Friday, March 18, 2011

Dear Whore Goddess, "Burlesque" Does You No Justice


Burlesque

Steve Antin, 2010


An endearing attempt at romanticizing something genuinely awesome and falling on its badly written face with plot.


There are two stories here. 1. Christina Aguilera goes from Iowa to LA to be a singer and is so dazzled by the first bar she walks into she decides to be a burlesque dancer. 2. Burlesque is a romantic, girl-friendly version of stripping.


Preference is given to Aguilera's sweeter-than-ether, workaholic, vocal prodigy plot. Ali (Christina Aguilera) is somewhere between Floozy and Modern Woman, but is marginally less annoying than Liza Minelli in Cabaret (Gelatin Hour #2). In fact the whole thing is like Cabaret minus the Nazis. In place of Nazis we have real estate sharks. Instead of picturesque Berlin, we have LA. Instead of characters with complex motivation, we have people-as-props.
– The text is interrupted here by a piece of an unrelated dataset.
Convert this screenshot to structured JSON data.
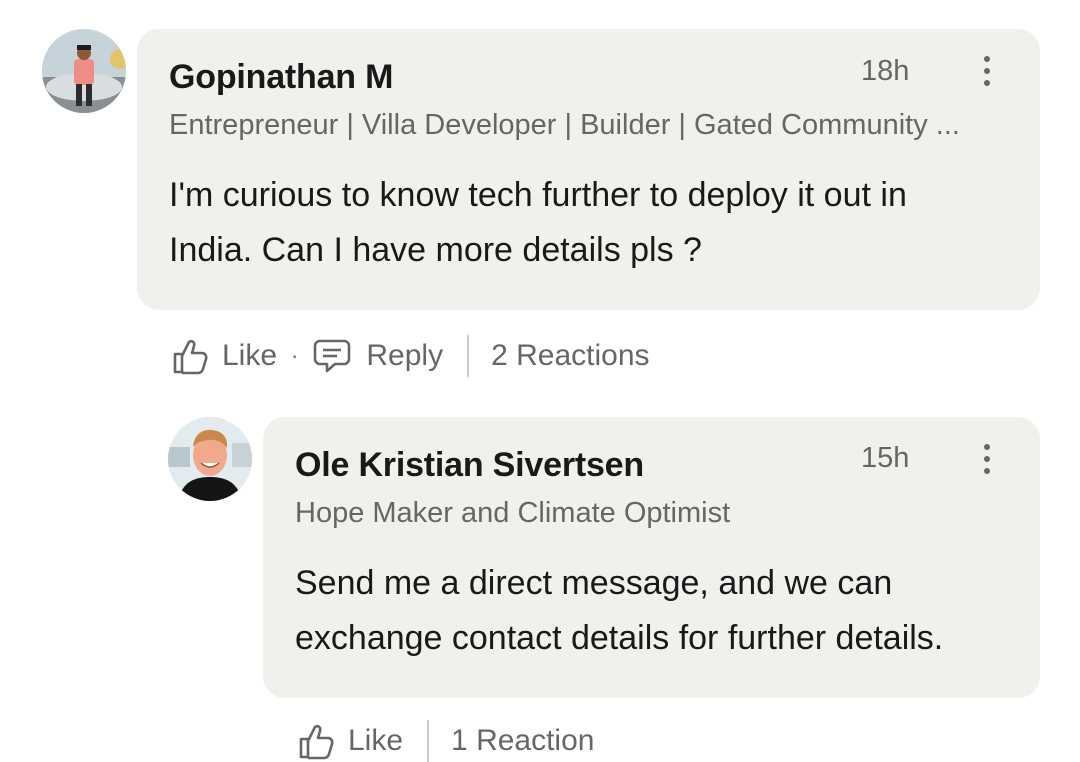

Of the three leads (Chick, Mentor, Love Interest) only Mentor has the genius to act her way through a flat character. Cher, thank you. Christina Aguilera is hot as hot gets and has pipes to out-shine and wail and belt any pop diva out of her way, but she is given a bad character here and has no idea what to do with it. The Love Interest's appearances defy ridicule. The other living models are dancers interchangably trying to recapture some Fosse, and are let down by lackluster choreography.


Thankfully, the background characters are played by competent people. Stanley Tucci, Kristen Bell and Alan Cummings completely steal the show from the Chick, Love Interest and the dancers. Bringing us to Examples of Purpose 2:


a. “When you're putting on your makeup, it's like you're an artist. Except instead of painting on a canvas, you're painting on your face.” instructs Tess to inexplicably uninstructed Ali.


b. Three original song numbers titled after it and devoted to it.


How do the characters feel about dancing burlesque? After all, burlesque dancing is a charming, sometimes comical, and usually tongue-in-cheek version of stripping. The only dialogue is written in example a. up there. Clearly Tess loves her club, but if it's because she's just stubborn or really likes the place is unclear.


The others just wanna be idolized (read: objectified). The fact that they never address this leaves the entire escapade hollow and whorish. It's third wave feminism at its worst, rather than letting third wave really grasp at something empowering.


That is, Tess is the savvy proprietress of Burlesque, the, uh, burlesque club. She's tough, full of advice, and business retarded. She can fix anything in the club with talk and a glue gun, but she can't even bring her self to try to understand the mortgages of the building she's being forced to sell..Ali meanwhile grabs at every girly thing and reacts to all her situations sans thought.


Normally I don't like getting on the Vagina Soapbox, but when shitty lost feminism gets in the way of otherwise superfun dance numbers with ostrich feather fans, stripey tights, finger snapping, and tango music – well, that's just a fucking sin.


And not a fun one like burlesque, the dramatic caricaturing act, is supposed to be.